An early visual representation of the connection between the Crucifixion of Jesus and his resurrection, seen in the 4th century sarcophagus of Domitilla in Rome, the use of a wreath around the Chi-Rho symbolizes the victory of the Resurrection over death.

After Constantine, the Chi-Rho became part of the official imperial insignia. Archaeologists have uncovered evidence demonstrating that the Chi-Rho was emblazoned on the helmets of some Late Roman soldiers. Coins and medallions minted during Emperor Constantine's reign also bore the Chi-Rho. By the year 350, the Chi-Rho began to be used on Christian sarcophagi and frescoes. The usurper Magnentius appears to have been the first to use the Chi-Rho monogram flanked by Alpha and Omega, on the reverse of some coins minted in 353. In Roman Britannia, a tesselated mosaic pavement was uncovered at Hinton St.

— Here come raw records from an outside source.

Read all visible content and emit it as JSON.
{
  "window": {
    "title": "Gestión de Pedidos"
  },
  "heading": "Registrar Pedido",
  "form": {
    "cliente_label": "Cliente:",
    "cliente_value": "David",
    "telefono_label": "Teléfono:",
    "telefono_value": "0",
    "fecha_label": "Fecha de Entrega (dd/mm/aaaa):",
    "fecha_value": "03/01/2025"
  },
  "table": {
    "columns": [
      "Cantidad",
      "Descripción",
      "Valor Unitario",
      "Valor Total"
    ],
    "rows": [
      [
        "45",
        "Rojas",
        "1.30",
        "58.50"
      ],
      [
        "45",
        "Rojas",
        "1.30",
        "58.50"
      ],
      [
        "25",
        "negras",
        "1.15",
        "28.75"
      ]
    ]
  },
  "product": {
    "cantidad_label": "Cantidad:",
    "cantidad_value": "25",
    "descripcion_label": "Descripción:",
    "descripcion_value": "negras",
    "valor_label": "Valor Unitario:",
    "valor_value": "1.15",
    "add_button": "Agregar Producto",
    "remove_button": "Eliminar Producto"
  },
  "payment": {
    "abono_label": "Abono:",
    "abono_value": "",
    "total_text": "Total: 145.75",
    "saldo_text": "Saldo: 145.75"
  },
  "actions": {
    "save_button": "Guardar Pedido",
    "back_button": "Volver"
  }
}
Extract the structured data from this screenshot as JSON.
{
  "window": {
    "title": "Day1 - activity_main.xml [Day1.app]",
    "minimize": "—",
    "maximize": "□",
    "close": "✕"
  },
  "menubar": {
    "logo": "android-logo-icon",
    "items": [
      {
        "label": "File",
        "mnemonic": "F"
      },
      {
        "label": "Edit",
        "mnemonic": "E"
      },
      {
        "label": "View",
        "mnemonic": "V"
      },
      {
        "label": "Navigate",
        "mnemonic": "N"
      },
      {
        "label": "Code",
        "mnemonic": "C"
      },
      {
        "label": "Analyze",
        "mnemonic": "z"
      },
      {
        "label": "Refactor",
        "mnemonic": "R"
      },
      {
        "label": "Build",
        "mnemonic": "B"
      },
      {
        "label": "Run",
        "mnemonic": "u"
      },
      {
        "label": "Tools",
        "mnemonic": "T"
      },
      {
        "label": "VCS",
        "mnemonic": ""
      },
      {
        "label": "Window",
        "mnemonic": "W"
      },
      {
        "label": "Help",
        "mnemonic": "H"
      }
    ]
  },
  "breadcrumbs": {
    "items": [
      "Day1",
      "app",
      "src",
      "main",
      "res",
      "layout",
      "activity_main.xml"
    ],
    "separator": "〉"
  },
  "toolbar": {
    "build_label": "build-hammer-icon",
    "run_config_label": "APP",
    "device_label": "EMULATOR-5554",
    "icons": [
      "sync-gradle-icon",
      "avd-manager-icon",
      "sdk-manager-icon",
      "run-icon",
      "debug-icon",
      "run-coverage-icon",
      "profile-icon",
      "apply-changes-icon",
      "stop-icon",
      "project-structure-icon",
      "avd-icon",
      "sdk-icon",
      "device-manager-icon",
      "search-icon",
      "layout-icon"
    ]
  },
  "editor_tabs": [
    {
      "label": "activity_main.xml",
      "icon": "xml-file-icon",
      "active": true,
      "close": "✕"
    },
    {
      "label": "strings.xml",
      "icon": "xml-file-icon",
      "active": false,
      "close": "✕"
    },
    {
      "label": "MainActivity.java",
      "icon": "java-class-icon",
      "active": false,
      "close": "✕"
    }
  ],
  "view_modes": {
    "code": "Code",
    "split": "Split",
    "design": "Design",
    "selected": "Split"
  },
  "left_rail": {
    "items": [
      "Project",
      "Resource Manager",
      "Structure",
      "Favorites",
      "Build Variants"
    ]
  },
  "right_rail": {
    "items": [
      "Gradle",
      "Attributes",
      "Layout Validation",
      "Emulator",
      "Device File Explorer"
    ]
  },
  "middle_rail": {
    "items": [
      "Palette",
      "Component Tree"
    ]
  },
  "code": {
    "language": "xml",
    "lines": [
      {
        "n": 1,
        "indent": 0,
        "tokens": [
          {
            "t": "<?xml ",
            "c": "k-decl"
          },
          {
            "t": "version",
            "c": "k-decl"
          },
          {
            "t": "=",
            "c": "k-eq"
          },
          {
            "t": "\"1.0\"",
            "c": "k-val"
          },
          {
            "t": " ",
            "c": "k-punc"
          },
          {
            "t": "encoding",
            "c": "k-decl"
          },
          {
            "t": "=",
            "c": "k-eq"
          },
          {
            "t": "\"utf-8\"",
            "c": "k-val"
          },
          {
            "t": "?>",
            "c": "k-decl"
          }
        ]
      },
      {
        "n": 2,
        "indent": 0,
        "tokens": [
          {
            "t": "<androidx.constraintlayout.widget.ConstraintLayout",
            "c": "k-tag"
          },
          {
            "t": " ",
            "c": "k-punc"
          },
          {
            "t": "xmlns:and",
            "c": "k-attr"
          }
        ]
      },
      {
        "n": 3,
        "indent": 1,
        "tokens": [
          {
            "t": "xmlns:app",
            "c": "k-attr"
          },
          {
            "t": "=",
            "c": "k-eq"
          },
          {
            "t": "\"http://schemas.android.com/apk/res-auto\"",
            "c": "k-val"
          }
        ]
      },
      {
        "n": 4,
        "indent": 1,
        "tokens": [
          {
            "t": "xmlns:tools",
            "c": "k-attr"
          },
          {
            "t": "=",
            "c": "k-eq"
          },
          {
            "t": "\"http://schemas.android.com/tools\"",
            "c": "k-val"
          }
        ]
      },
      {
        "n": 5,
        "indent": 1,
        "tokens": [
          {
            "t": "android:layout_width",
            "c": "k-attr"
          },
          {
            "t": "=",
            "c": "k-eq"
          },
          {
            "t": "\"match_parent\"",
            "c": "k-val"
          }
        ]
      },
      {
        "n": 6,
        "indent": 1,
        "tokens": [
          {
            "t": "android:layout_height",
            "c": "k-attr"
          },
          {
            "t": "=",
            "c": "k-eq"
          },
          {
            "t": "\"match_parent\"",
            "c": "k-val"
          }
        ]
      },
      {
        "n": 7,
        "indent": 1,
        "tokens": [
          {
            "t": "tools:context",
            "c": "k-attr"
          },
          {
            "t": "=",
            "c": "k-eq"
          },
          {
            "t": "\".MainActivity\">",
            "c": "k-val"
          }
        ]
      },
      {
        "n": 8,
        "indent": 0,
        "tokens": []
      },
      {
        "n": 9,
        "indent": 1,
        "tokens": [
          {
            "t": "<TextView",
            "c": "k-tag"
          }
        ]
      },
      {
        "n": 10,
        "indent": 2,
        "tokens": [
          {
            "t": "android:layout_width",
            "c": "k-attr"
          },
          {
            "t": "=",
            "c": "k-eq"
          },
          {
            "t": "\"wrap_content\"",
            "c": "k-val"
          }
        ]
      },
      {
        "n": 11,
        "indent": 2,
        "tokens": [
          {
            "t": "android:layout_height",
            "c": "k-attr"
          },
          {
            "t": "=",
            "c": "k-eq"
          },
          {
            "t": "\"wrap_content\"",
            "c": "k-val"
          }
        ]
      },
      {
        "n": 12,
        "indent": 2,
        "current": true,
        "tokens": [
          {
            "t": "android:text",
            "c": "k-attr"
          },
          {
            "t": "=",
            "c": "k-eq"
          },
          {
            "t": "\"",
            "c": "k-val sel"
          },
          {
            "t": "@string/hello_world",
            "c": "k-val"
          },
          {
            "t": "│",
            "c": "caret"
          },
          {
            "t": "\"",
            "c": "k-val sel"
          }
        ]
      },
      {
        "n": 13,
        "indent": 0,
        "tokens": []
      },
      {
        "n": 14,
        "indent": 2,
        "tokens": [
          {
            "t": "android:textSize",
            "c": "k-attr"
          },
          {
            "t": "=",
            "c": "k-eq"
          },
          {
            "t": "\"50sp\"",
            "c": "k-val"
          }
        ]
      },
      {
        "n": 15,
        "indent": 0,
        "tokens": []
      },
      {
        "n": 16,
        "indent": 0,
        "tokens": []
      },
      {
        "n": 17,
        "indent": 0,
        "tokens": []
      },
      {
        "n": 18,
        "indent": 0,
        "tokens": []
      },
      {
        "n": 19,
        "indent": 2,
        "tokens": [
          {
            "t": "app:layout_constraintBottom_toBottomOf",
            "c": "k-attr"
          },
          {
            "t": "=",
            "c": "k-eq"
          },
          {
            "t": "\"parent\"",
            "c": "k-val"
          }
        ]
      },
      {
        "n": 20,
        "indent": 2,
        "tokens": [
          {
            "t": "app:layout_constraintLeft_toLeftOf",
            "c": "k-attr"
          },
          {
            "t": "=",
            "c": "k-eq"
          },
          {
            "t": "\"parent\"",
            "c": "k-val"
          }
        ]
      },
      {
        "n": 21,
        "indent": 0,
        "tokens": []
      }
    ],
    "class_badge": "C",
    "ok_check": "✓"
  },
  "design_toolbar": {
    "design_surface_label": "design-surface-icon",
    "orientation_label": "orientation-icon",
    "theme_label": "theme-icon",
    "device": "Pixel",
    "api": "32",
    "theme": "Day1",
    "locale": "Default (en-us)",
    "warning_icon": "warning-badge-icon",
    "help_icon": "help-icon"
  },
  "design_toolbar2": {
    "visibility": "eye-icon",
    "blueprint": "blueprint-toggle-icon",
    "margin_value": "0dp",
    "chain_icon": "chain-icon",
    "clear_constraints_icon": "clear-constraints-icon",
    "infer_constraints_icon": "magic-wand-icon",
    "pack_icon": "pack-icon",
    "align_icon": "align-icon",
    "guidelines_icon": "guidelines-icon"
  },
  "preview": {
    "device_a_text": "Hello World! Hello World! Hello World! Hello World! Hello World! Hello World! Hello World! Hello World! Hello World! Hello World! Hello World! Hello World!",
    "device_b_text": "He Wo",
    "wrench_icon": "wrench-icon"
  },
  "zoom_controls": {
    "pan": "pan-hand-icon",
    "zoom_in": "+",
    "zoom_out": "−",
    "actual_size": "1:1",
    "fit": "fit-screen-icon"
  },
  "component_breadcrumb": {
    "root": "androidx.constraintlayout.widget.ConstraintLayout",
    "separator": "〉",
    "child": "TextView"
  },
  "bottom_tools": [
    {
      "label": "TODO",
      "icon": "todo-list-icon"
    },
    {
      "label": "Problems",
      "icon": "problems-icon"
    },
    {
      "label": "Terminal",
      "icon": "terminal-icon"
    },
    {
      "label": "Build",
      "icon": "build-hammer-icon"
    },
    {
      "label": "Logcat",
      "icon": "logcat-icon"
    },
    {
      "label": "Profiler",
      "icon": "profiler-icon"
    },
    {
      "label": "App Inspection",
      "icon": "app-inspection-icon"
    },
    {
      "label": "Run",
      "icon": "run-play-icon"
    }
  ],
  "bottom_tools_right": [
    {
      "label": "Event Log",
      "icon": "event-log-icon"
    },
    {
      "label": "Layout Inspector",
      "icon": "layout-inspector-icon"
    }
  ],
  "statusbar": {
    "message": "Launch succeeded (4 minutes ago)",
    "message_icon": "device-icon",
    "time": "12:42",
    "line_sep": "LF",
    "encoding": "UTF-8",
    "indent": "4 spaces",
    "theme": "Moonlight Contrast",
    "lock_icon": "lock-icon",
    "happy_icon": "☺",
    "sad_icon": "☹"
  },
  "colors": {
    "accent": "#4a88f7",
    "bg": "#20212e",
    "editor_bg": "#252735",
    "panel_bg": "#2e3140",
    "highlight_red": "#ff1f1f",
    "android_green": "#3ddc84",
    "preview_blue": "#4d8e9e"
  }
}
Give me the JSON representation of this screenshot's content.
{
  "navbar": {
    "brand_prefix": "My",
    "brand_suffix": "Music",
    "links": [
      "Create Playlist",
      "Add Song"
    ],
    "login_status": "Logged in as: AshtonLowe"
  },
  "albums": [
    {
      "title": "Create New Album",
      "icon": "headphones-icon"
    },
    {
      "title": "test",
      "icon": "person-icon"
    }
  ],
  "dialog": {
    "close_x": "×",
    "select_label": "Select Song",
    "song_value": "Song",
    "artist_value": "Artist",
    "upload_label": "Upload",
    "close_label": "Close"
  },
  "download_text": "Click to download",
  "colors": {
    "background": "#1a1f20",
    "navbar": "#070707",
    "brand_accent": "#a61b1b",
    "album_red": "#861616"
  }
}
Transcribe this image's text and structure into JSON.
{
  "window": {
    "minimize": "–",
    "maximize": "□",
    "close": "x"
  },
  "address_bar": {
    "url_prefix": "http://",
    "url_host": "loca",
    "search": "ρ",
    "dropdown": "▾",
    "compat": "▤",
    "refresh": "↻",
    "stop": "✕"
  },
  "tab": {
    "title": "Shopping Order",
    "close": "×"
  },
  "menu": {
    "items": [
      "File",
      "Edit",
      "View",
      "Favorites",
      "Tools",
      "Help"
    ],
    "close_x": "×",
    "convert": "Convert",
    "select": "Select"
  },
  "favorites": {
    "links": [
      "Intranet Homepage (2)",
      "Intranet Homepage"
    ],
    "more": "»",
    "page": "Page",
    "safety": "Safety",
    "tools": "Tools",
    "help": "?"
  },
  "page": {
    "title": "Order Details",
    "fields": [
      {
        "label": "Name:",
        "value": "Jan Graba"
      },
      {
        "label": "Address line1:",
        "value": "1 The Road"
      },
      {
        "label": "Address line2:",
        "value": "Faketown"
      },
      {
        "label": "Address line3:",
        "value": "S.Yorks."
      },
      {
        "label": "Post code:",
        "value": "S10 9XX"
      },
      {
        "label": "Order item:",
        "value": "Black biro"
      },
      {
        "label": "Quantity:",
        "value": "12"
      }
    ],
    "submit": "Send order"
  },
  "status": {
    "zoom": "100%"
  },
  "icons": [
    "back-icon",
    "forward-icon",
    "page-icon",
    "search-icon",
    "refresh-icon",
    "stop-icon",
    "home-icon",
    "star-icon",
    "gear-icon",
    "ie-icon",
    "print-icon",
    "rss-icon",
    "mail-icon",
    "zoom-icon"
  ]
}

Mary, Dorset, in 1963. On stylistic grounds, it is dated to the 4th century; its central roundel represents a beardless male head and bust draped in a pallium in front of the Chi-Rho symbol, flanked by pomegranates, symbols of eternal life. Another Romano-British Chi-Rho, in fresco, was found at the site of a villa at Lullingstone (illustrated). The symbol was also found on Late Roman Christian signet rings in Britain.

In 2020, archaeologists discovered in Vindolanda in northern England a 5th-century chalice covered in religious iconography, including the Chi-Rho.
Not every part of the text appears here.